United Services, Inc. held its annual Legislative Dinner on Thursday, January 26th to provide area members of the General Assembly with an overview of the growing need for behavioral health and wellness programs throughout the region.
The evening meeting, hosted at United Services Dayville Regional Clinical Center and attended by legislators and members of the United Services Board of Directors, identified key policy issues related to regional behavioral health and state funding disparities adversely impacting Northeast Connecticut, where a recent Hartford Healthcare Community Needs Assessment identified Mental Health as the number one health priority in Eastern Connecticut.
According to a study done by the Connecticut Nonprofit Alliance, State-Operated Local Mental Health Authorities receive more than $20,000 per client per year for adult behavioral health services. Outside of Northeast, CT, the average Private Nonprofit Behavioral Health provider receives just $5,330 per client per year. However, United Services, the Private Nonprofit Local Mental Health Authority for Northeast Connecticut receives only $2,782 per client per year.
United Service Board of Director members requested that the Northeast CT General Assembly Delegation seek to address this disparity which results in limited programs and less per capita resources for residents of the region.
Legislators were also provided with updates on United Services’ participation in Connecticut’s Behavioral Health Home initiative to provide and manage integrated primary health and behavioral health care and promote wellness initiatives for clients who have incurred high hospitalization costs, seeking to improve the health of individuals while saving state taxpayers significant dollars. United Services has already improved health outcomes of Behavioral Health Home clients while avoiding costly emergency room and hospital stays by helping clients to better manage their care and improve their health, and requested General Assembly support to avoid across the board agency funding reductions which will cut deeper in the already poorly funded Northeastern CT region than in areas receiving significantly more state dollars.
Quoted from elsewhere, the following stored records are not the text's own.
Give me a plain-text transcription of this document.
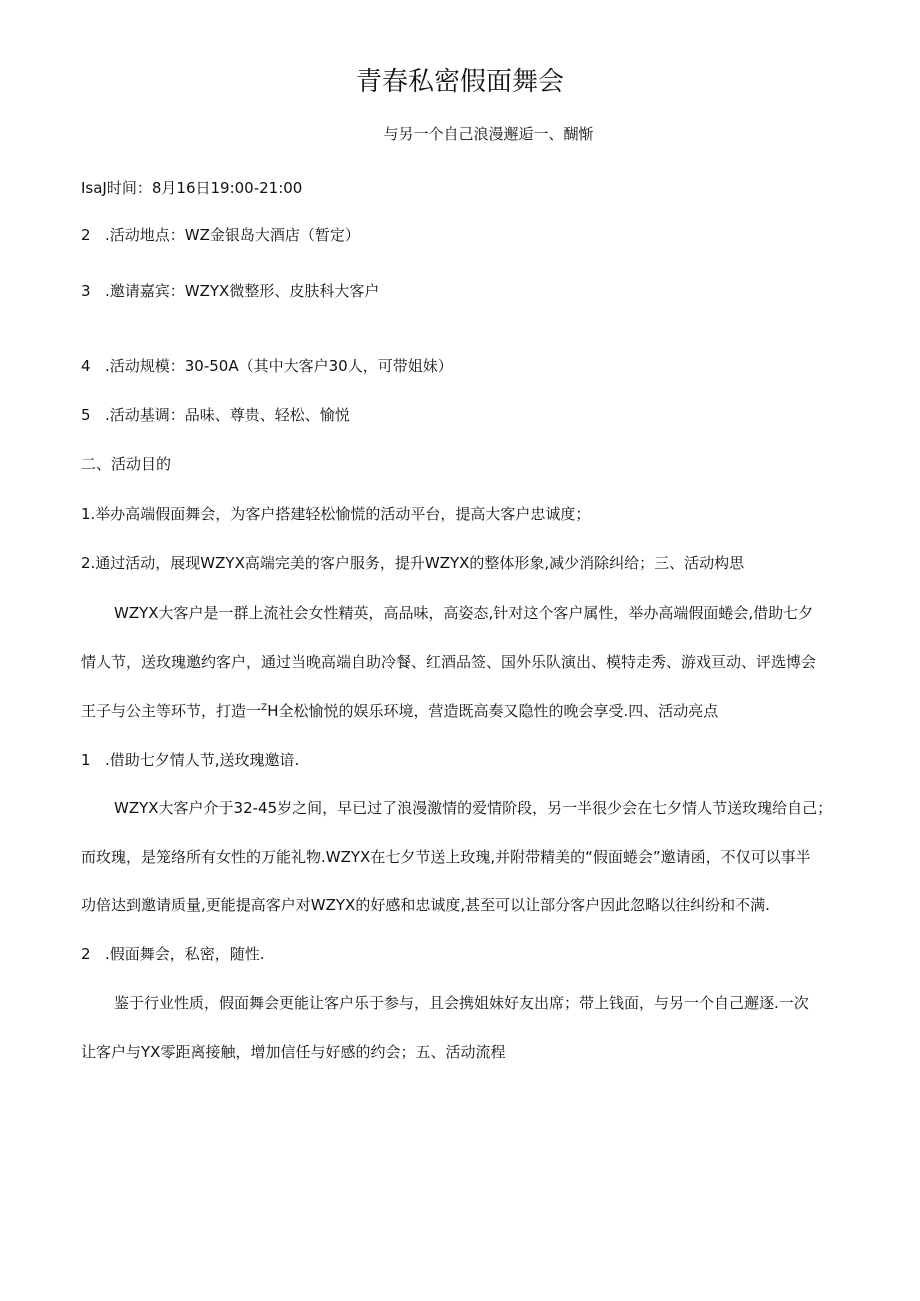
青春私密假面舞会
与另一个自己浪漫邂逅一、醐惭
IsaJ时间：8月16日19:00-21:00
2 .活动地点：WZ金银岛大酒店（暂定）
3 .邀请嘉宾：WZYX微整形、皮肤科大客户
4 .活动规模：30-50A（其中大客户30人，可带姐妹）
5 .活动基调：品味、尊贵、轻松、愉悦
二、活动目的
1.举办高端假面舞会，为客户搭建轻松愉慌的活动平台，提高大客户忠诚度；
2.通过活动，展现WZYX高端完美的客户服务，提升WZYX的整体形象,减少消除纠给；三、活动构思
WZYX大客户是一群上流社会女性精英，高品味，高姿态,针对这个客户属性，举办高端假面蜷会,借助七夕
情人节，送玫瑰邀约客户，通过当晚高端自助冷餐、红酒品签、国外乐队演出、模特走秀、游戏亘动、评选博会
王子与公主等环节，打造一$^Z$H全松愉悦的娱乐环境，营造既高奏又隐性的晚会享受.四、活动亮点
1 .借助七夕情人节,送玫瑰邀谙.
WZYX大客户介于32-45岁之间，早已过了浪漫激情的爱情阶段，另一半很少会在七夕情人节送玫瑰给自己；
而玫瑰，是笼络所有女性的万能礼物.WZYX在七夕节送上玫瑰,并附带精美的“假面蜷会”邀请函，不仅可以事半
功倍达到邀请质量,更能提高客户对WZYX的好感和忠诚度,甚至可以让部分客户因此忽略以往纠纷和不满.
2 .假面舞会，私密，随性.
鉴于行业性质，假面舞会更能让客户乐于参与，且会携姐妹好友出席；带上钱面，与另一个自己邂逐.一次
让客户与YX零距离接触，增加信任与好感的约会；五、活动流程
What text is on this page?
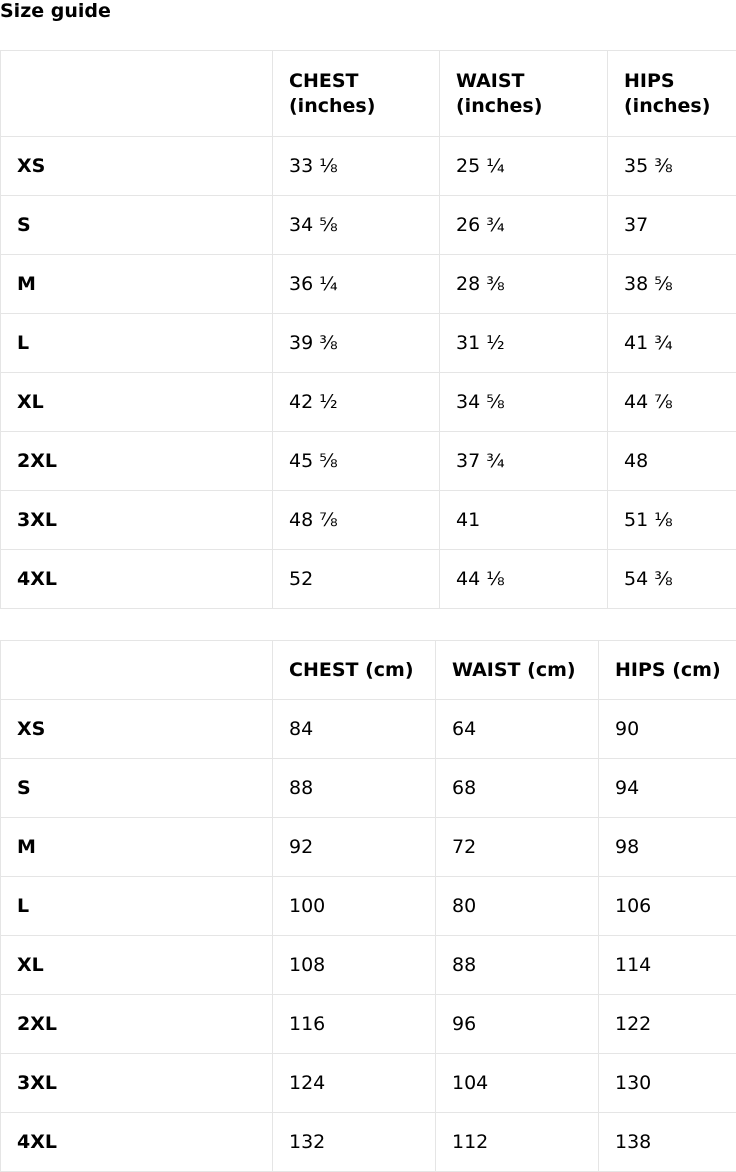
Size guide
	CHEST (inches)	WAIST (inches)	HIPS (inches)
XS	33 ⅛	25 ¼	35 ⅜
S	34 ⅝	26 ¾	37
M	36 ¼	28 ⅜	38 ⅝
L	39 ⅜	31 ½	41 ¾
XL	42 ½	34 ⅝	44 ⅞
2XL	45 ⅝	37 ¾	48
3XL	48 ⅞	41	51 ⅛
4XL	52	44 ⅛	54 ⅜
	CHEST (cm)	WAIST (cm)	HIPS (cm)
XS	84	64	90
S	88	68	94
M	92	72	98
L	100	80	106
XL	108	88	114
2XL	116	96	122
3XL	124	104	130
4XL	132	112	138
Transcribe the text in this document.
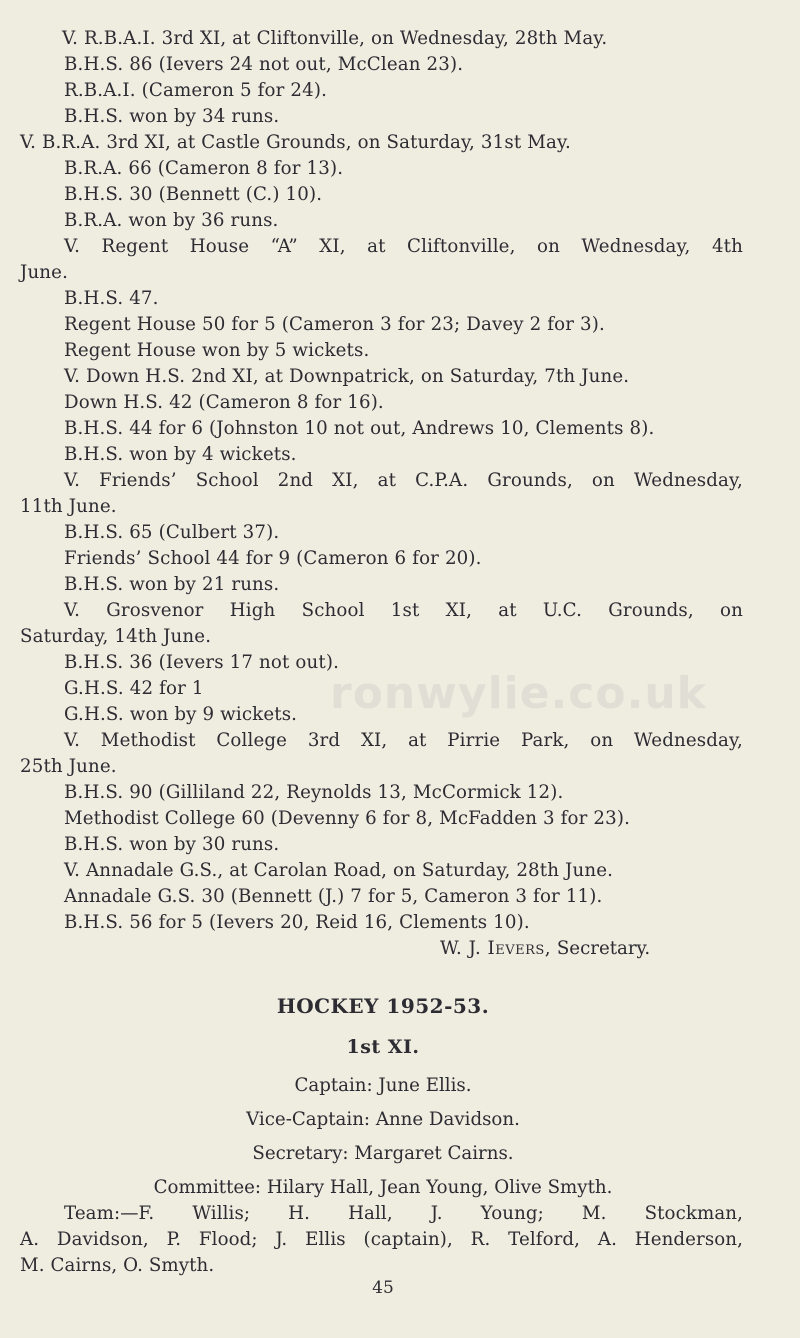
ronwylie.co.uk
V. R.B.A.I. 3rd XI, at Cliftonville, on Wednesday, 28th May.
B.H.S. 86 (Ievers 24 not out, McClean 23).
R.B.A.I. (Cameron 5 for 24).
B.H.S. won by 34 runs.
V. B.R.A. 3rd XI, at Castle Grounds, on Saturday, 31st May.
B.R.A. 66 (Cameron 8 for 13).
B.H.S. 30 (Bennett (C.) 10).
B.R.A. won by 36 runs.
V. Regent House “A” XI, at Cliftonville, on Wednesday, 4th
June.
B.H.S. 47.
Regent House 50 for 5 (Cameron 3 for 23; Davey 2 for 3).
Regent House won by 5 wickets.
V. Down H.S. 2nd XI, at Downpatrick, on Saturday, 7th June.
Down H.S. 42 (Cameron 8 for 16).
B.H.S. 44 for 6 (Johnston 10 not out, Andrews 10, Clements 8).
B.H.S. won by 4 wickets.
V. Friends’ School 2nd XI, at C.P.A. Grounds, on Wednesday,
11th June.
B.H.S. 65 (Culbert 37).
Friends’ School 44 for 9 (Cameron 6 for 20).
B.H.S. won by 21 runs.
V. Grosvenor High School 1st XI, at U.C. Grounds, on
Saturday, 14th June.
B.H.S. 36 (Ievers 17 not out).
G.H.S. 42 for 1
G.H.S. won by 9 wickets.
V. Methodist College 3rd XI, at Pirrie Park, on Wednesday,
25th June.
B.H.S. 90 (Gilliland 22, Reynolds 13, McCormick 12).
Methodist College 60 (Devenny 6 for 8, McFadden 3 for 23).
B.H.S. won by 30 runs.
V. Annadale G.S., at Carolan Road, on Saturday, 28th June.
Annadale G.S. 30 (Bennett (J.) 7 for 5, Cameron 3 for 11).
B.H.S. 56 for 5 (Ievers 20, Reid 16, Clements 10).
W. J. Ievers, Secretary.
HOCKEY 1952-53.
1st XI.
Captain: June Ellis.
Vice-Captain: Anne Davidson.
Secretary: Margaret Cairns.
Committee: Hilary Hall, Jean Young, Olive Smyth.
Team:—F. Willis; H. Hall, J. Young; M. Stockman,
A. Davidson, P. Flood; J. Ellis (captain), R. Telford, A. Henderson,
M. Cairns, O. Smyth.
45
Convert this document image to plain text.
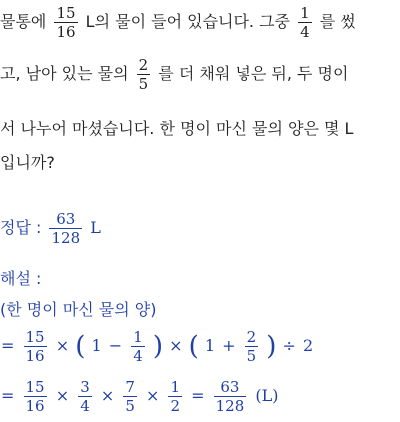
물통에 $\frac{15}{16}$ L의 물이 들어 있습니다. 그중 $\frac{1}{4}$ 를 썼
고, 남아 있는 물의 $\frac{2}{5}$ 를 더 채워 넣은 뒤, 두 명이
서 나누어 마셨습니다. 한 명이 마신 물의 양은 몇 L
입니까?
정답 : $\frac{63}{128}$ L
해설 :
(한 명이 마신 물의 양)
= $\frac{15}{16}$ × ( $1 - \frac{1}{4}$ ) × ( $1 + \frac{2}{5}$ ) ÷ 2
= $\frac{15}{16} \times \frac{3}{4} \times \frac{7}{5} \times \frac{1}{2} = \frac{63}{128} (L)$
United Services board members and staff also continued to emphasize the continued need for state bond support funding to provide a 25% match, or $3.5 million, to the $10 million in federal loans secured by United Services to initiate a $14 million project to expand, enhance and consolidate adult and family behavioral health services on a public transit route for the Windham region. In the past ten years demand for behavioral health services has skyrocketed in the region, resulting in an adult behavioral health service volume which is now 256% of 2007 levels. The existing USI Willimantic and Columbia clinic space is outdated and cannot accommodate existing or expected growth.